March 12, 2002
Restructuring Of Trans Hex International Ltd.
TORONTO, CANADA - Trans Hex International Ltd. (CDNX: THI) is pleased to announce that following the restructuring of the corporation in terms of the letter of intent with Trans Hex Group Limited announced on March 6, 2002, and more fully set out in a Management Information Circular mailed to all registered shareholders yesterday for the Special Meeting called for April 9, 2002, the following individuals and entities relationships with the corporation will change:
The name of the corporation will be changed to: TSODILO RESOURCES LIMITED
Number of Common Shares Outstanding:
Following the restructuring, there will be 3,909,519 common shares outstanding.
New shareholders owning at least 10% of the issued and outstanding common shares:
Madaket Resources International Ltd. will own 844,100 common shares representing 21.6% of the issued and outstanding common shares. Madaket Resources International Ltd. is owned, controlled or directed by Mr. James M. Bruchs. Mr. Bruchs also owns or controls an additional 235,000 common shares for a total of 1,079,100 common shares or 27.6% of the issued and outstanding common shares.
New Board of Directors and Officers:
Following the restructuring the current Board will be replaced by:
Dr. Christopher M.H. Jennings Dr. Jennings is the Chairman of SouthernEra Resources Ltd.
Mr. James M. Bruchs. Mr. Bruchs is the Managing Director of Voyager Petroleum International Ltd.
Dr. Andrew E. Moore. Dr. Moore is a contract geologist trading as Geological Support Services.
Officers to replace the current officers of the Corporation will be appointed by the new Board at its first meeting.
The 580,000 stock options currently outstanding under the corporation's stock option plan will terminate immediately upon completion of the restructuring unless exercised prior to such time.
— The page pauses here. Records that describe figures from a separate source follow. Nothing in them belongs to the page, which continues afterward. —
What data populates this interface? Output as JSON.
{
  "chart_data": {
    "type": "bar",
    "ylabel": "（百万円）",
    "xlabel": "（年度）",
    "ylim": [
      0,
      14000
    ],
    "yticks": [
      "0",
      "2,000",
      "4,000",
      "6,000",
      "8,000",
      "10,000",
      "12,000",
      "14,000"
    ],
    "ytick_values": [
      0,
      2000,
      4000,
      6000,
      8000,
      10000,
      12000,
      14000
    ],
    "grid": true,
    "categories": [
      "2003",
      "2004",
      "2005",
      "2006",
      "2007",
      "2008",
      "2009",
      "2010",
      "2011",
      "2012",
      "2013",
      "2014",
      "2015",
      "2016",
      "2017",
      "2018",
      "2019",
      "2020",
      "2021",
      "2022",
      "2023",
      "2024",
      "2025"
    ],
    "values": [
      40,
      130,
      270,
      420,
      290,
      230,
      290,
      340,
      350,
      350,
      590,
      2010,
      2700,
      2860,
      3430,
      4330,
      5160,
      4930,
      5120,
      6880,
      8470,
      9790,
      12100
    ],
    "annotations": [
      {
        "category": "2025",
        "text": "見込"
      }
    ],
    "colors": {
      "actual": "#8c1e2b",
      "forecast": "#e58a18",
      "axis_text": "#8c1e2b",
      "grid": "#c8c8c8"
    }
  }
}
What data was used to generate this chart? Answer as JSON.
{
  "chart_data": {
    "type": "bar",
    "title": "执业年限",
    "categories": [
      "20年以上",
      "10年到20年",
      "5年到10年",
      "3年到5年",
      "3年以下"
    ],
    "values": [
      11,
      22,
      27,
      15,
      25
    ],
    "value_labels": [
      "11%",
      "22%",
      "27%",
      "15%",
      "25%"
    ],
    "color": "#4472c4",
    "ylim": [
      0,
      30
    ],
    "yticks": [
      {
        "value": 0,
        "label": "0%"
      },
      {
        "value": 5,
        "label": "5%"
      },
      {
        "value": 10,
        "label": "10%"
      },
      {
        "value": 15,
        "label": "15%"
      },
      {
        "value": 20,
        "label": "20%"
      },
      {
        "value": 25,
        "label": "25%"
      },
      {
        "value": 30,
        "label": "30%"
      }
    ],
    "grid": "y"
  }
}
The corporation will be discontinued under the laws of Ontario and continued under the laws of Yukon.
The restructuring of the corporation is subject to the approval of the shareholders and to regulatory approvals, including the approval of the Canadian Venture Exchange and South African Reserve Bank. The transactions contemplated by the letter of intent are expected to close by the second week of April 2002.